Несколько раз фройлен Эрна приходила в дом Ципперов. Почему бы
и нет? Она происходила из подобной семьи, она хотела её покинуть.
Она ненавидела неуклюжую нежность своего отца, мелкобуржуазное
высокомерие своей матери, её постоянную взвинченность, сцены,
которые она закатывала мужу, если тот возвращался из поездки со
слишком дешёвым подарком, её неутомимая боязнь, что кто-нибудь
отнесётся к ней недостаточно «внимательно».

Как побыстрее сбежать из такого дома? – Фройлен Эрна выдумала
«внутренний зов», которому не могли противостоять ни один добродушный
отец и ни одна тщеславная мать. А впоследствии выяснилось, что
она оказалась достаточно разумной, чтоб заиметь даже талант. Не
бывает ничего невозможного.

Она жила уже «самостоятельной» жизнью, к которой всегда стремилась.
Никому не давать больше отчёта о проведённом дне, когда входишь
поздно ночью в свою комнату. Не слушать больше тысячу надоевших
тебе вопросов, на которые вполне можно было ответить правдиво,
– настолько они безобидны, – а отвечаешь всё-таки ложью просто
потому, что задающего их не удостаиваешь правды; не избегать тысячи
затруднений из-за того, что назавтра забываешь то, что сказано
сегодня.
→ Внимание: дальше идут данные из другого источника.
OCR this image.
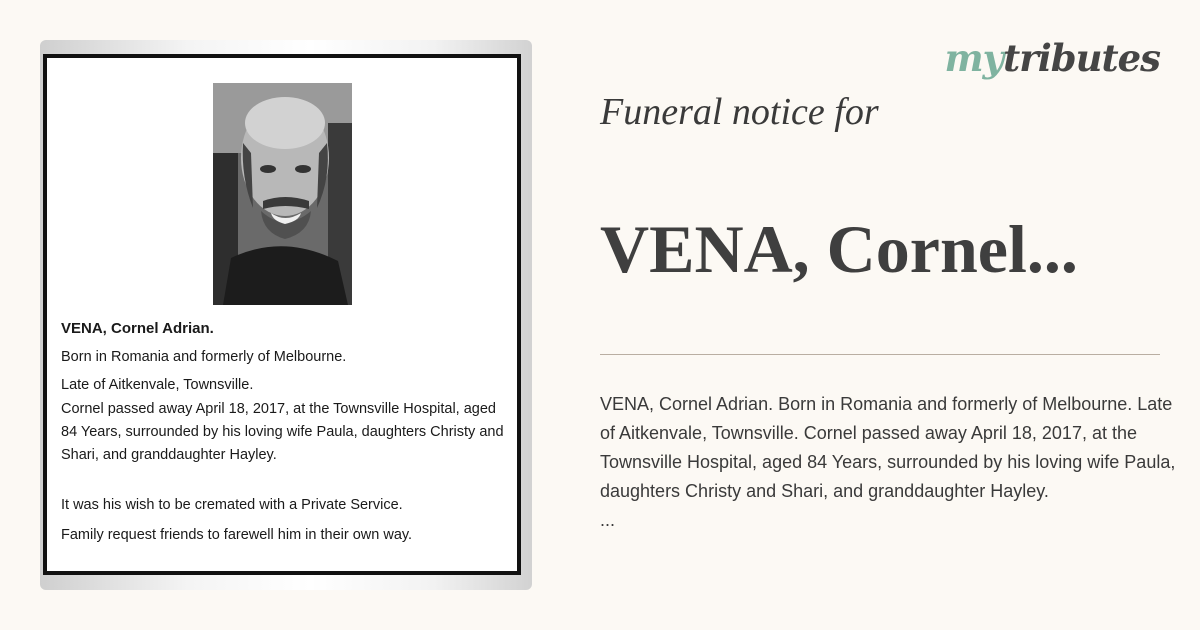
VENA, Cornel Adrian.
Born in Romania and formerly of Melbourne.
Late of Aitkenvale, Townsville.
Cornel passed away April 18, 2017, at the Townsville Hospital, aged 84 Years, surrounded by his loving wife Paula, daughters Christy and Shari, and granddaughter Hayley.
It was his wish to be cremated with a Private Service.
Family request friends to farewell him in their own way.
mytributes
Funeral notice for
VENA, Cornel...
VENA, Cornel Adrian. Born in Romania and formerly of Melbourne. Late of Aitkenvale, Townsville. Cornel passed away April 18, 2017, at the Townsville Hospital, aged 84 Years, surrounded by his loving wife Paula, daughters Christy and Shari, and granddaughter Hayley.
...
Отделаться от глупого и назойливого любопытства матери,
которая рядом с юностью дочери не прочь подогреть свою собственную
молодость. Скрыться от глупой гордости отца, вера которого в сильную
личность дочери не мешает ему относиться к ней как к наивному
ребёнку..

Теперь Эрна шла домой, когда хотела. Профессия, к которой она
себя готовила, достигала столь далёкого мира, что её родители
отчаялись что-либо узнать. Это был не лицей для девочек, который
посещала когда-то её мать. Это была «сцена», которая пахла грехом,
далёкими, неизведанными богатствами, блеском, который сопровождали
гибель и великое счастье – настолько далёкие от буржуазных условностей,
что почти невозможно было ни радоваться счастью, ни сетовать на
гибель. Этот мир, к которому готовилась теперь Эрна, лежал вне
всякого контроля её родителей. Она сама отдалась уже его власти,
его любви, его гордости и его глупости.

Поскольку она была умна, то ничего не боялась так, как своего
собственного неосознанного возврата в одну из множеств ненавистных
ипостасей её родины. Она беспрестанно наблюдала над собой, из
страха найти в себе самой сходство с матерью. Перед посторонними
она преображала своих родителей в «простых людей» без претензий.
Она нашла этот выход удачным; другой, – а именно, выдавать свою
семью за аристократическую, – был уже слишком банальным и известным
каждой второстепенной актрисе.

«Если происходишь из такой простой семьи, как я…», – часто говорила
она, даже когда это было совершенно излишним. Больше всего ей
нравилось весь мир поставить в известность о том, что её отец
был самоучкой и бедным дровосеком. После революции у молодёжи,
которая занималась литературой и искусством и хотела быть ближе
к пролетариату, казавшимся одно время победившим классом, модно
было вести своё происхождение из низов. (Я знал сына богатого
ювелира, утверждавшего, что его отец был часовщиком).

Арнольд этого, казалось, не замечал. Если отец его не в состоянии
был распознавать причины и действия, то Арнольду не дано было
отличать ложь от правды. Какому влюблённому, впрочем, это удавалось?

XIII

В следующем сезоне Эрне удалось получить маленькую должность в
маленьком театре в Бреслау. Она хорошо знала, что это не был путь
к славе, а борьба с опасностью потерять силу воли. Она понимала,
что её ожидают враждебность, зависть, злоба, уныние, и никогда
– утешение, никогда – слово, вселяющее веру в себя, никогда –
признание, никогда – бескорыстная любовь мужчины. Поэтому она
согласилась, чтобы Арнольд Циппер поехал с нею. Он, на радостях,
спросил, хочет ли она стать его женой.

Она хотела.

Мне тогда это было непонятно. Он следовал бы за нею на край света,
не требуя за это любви. Я не понимал, зачем такая женщина, как
она, покупала то, что могла взять даром. Позднее я узнал, что
за его верность, его труды, его жизнь и, возможно, за его счастье,
– он ведь тоже мог быть счастлив, – она не столь много ему давала,
сколько он получал. Ведь столетиями мужчины живут в иллюзии, –
и поэты, и романисты питаются ею, – что женщина, когда отдаётся,
всегда отдаёт высшее в себе. Отсюда исходит растерянность человека
значительного, когда он узнаёт, что жена обманула его с каким-то
ничтожеством. Отсюда – преувеличенно тягостное представление о
свадебной ночи без любви. Отсюда – лёгкость «совращения». Отсюда
– избыточное уважение ко всякого рода Казановам.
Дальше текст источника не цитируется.